To Track a Traitor, Iona Whishaw (Touchwood, 494 pages)
I’ve developed quite a taste for the Darling couple of Nelson, B.C. This is Whishaw’s 10th novel and, so far, it’s avoided the dreaded period when series books get stale. This story, with a tidy spy plot, allows Lane Winslow to head to Scotland, where a family crisis awaits her. Her grandfather has had a heart attack but the real problem is Lane’s sister, Diana, who is hiding something. Lane starts deciphering clues from Aberdeen to South Africa and back again. Then an old case pops up in Nelson and the mayor demands that Inspector Darling travel to the U.K. in search of an answer.

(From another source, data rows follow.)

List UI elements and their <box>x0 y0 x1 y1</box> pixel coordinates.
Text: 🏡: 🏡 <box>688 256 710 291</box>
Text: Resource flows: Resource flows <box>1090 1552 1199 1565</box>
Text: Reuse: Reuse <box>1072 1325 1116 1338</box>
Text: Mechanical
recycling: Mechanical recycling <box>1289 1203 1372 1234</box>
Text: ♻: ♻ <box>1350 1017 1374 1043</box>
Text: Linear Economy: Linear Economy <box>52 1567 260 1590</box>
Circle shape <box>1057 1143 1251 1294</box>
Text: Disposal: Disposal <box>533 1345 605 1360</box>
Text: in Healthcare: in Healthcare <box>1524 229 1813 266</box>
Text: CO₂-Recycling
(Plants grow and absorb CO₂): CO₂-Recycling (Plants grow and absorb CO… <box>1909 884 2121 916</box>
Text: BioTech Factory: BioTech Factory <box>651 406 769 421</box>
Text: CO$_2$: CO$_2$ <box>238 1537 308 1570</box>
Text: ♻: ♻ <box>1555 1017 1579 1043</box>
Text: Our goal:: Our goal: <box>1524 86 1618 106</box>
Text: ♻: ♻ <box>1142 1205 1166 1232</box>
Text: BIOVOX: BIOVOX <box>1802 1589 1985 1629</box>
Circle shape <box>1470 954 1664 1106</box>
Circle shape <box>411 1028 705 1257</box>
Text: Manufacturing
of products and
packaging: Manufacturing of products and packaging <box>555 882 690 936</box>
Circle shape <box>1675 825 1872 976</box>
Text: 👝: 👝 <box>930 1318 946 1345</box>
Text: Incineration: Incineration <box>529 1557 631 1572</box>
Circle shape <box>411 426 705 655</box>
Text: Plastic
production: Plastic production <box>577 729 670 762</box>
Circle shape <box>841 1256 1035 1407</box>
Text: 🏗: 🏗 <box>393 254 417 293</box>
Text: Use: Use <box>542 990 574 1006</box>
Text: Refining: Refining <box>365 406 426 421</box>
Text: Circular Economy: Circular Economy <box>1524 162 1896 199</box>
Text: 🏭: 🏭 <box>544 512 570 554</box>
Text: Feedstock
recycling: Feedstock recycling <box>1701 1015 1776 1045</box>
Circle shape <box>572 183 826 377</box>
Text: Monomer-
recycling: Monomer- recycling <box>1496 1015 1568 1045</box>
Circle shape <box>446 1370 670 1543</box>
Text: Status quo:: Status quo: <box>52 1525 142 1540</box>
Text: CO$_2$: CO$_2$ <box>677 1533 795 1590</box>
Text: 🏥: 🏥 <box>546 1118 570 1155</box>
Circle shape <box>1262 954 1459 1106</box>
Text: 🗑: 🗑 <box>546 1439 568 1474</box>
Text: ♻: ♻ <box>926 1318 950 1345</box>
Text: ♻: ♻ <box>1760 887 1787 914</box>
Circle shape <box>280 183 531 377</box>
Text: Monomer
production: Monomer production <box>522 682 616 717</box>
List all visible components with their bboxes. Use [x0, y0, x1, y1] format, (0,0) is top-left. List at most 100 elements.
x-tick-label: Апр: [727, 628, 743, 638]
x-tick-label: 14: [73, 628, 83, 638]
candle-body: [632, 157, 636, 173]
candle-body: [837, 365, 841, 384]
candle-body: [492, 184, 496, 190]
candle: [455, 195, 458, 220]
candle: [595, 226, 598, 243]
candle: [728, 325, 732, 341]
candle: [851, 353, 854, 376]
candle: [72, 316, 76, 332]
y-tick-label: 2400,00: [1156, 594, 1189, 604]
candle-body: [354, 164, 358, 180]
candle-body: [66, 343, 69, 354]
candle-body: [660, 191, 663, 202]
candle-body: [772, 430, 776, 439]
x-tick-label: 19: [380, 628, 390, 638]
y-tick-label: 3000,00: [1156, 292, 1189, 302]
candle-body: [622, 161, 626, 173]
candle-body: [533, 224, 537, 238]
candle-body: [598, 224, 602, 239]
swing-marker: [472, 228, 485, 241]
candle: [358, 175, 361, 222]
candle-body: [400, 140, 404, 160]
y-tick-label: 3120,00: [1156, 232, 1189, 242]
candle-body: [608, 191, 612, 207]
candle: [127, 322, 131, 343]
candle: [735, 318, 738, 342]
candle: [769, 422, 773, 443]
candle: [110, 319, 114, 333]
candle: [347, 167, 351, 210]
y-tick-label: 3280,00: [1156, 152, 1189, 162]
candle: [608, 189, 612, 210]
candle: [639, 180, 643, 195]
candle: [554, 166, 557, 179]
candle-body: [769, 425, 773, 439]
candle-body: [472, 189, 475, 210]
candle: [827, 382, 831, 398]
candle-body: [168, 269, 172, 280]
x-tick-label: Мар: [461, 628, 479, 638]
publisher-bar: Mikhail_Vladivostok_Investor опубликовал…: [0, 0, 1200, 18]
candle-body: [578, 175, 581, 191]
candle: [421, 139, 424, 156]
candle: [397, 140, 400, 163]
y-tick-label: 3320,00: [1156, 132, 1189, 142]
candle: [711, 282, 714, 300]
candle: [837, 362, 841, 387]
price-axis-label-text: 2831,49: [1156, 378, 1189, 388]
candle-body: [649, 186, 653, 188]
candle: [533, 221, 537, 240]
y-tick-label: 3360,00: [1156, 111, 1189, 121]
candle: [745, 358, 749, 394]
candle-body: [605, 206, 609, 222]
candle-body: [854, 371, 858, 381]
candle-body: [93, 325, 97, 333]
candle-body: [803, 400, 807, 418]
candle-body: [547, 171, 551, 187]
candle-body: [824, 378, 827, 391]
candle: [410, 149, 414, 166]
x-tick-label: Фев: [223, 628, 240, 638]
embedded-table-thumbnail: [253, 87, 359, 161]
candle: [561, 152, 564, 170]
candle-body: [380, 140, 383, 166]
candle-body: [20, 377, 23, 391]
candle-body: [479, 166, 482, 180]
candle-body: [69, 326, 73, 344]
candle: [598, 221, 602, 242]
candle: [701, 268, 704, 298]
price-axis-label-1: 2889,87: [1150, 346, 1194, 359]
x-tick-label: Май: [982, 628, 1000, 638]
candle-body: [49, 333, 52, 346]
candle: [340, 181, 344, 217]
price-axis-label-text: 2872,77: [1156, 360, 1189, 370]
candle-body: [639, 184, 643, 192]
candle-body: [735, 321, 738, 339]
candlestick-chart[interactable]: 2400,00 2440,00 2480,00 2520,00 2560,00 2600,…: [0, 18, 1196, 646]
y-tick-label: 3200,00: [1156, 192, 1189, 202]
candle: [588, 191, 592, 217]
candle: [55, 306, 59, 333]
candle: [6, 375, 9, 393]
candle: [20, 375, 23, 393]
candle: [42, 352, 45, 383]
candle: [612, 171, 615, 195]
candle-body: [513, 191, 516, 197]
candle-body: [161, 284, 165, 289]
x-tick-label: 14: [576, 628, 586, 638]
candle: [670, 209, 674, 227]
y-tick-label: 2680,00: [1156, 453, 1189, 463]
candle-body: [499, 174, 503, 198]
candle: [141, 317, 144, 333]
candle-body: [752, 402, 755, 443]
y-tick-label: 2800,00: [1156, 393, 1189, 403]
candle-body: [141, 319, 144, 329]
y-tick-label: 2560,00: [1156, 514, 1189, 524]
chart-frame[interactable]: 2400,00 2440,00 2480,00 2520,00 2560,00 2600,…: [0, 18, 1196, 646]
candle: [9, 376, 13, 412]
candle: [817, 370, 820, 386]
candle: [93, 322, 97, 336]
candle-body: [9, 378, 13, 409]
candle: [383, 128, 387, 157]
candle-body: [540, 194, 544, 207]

Before you can say “coincidence,” the Darlings discover they are on the same trail. Whishaw goes all out on the historical bits and it’s all great fun following post-Second World War Britain.
Adrift, Lisa Brideau (Raincoast, 352 pages)
If this were just another amnesia plot, I’d take a pass. But Lisa Brideau’s real focus in this gripping psychological thriller isn’t the heroine’s memory; it’s her instinct for survival in a world that is collapsing around her. Brideau hales from Nova Scotia and currently is a sustainability specialist for the city of Vancouver.
The story begins as Ess awakes on a boat with no memory of how she got there or who she is but questions of identity quickly take second or even fifth place to surviving. Ess’s memory may be gone but her sailor’s knowledge is in her bones and brain. Much of the best of the book is how those talents come back as she battles currents and waves in a world torn by the results of global warming. I was as transfixed by Brideau’s vision of the future as Ess’s survival. This is, in many ways, a very scary book.
The Revenge List, Hannah Mary McKinnon (Mira, 368 pages)
Frankie Morgan isn’t a likable woman. Her own father, who’s also her employer, has ordered her into anger-management therapy. From Frankie’s perspective – a bit skewed – she has cause to be permanently enraged. The person responsible for her mother’s death is alive and living well somewhere because they were never found. Her customers at the family construction firm are often unreasonable and always combative. But Frankie is willing to admit that she’s no angel, either, so when the Anger Management leader, who happens to be her father’s latest fling, tells the group to make out a list of people they blame and need to forgive, Frankie’s list is long and tidy and includes her own name.
Before the group meeting is over, Frankie’s list has gone missing and pretty soon the people on the list start dying of accidents that, if you know about the list, point to murder. At some point, the person picking off Frankie’s revenge names is going to get to the biggest name of all and before then, Frankie has to figure out whose anger is greater than her own. This book isn’t as good as McKinnon’s Never Coming Home; part of that is that Frankie isn’t as engaging a character but ultimately The Revenge List is still a fun read.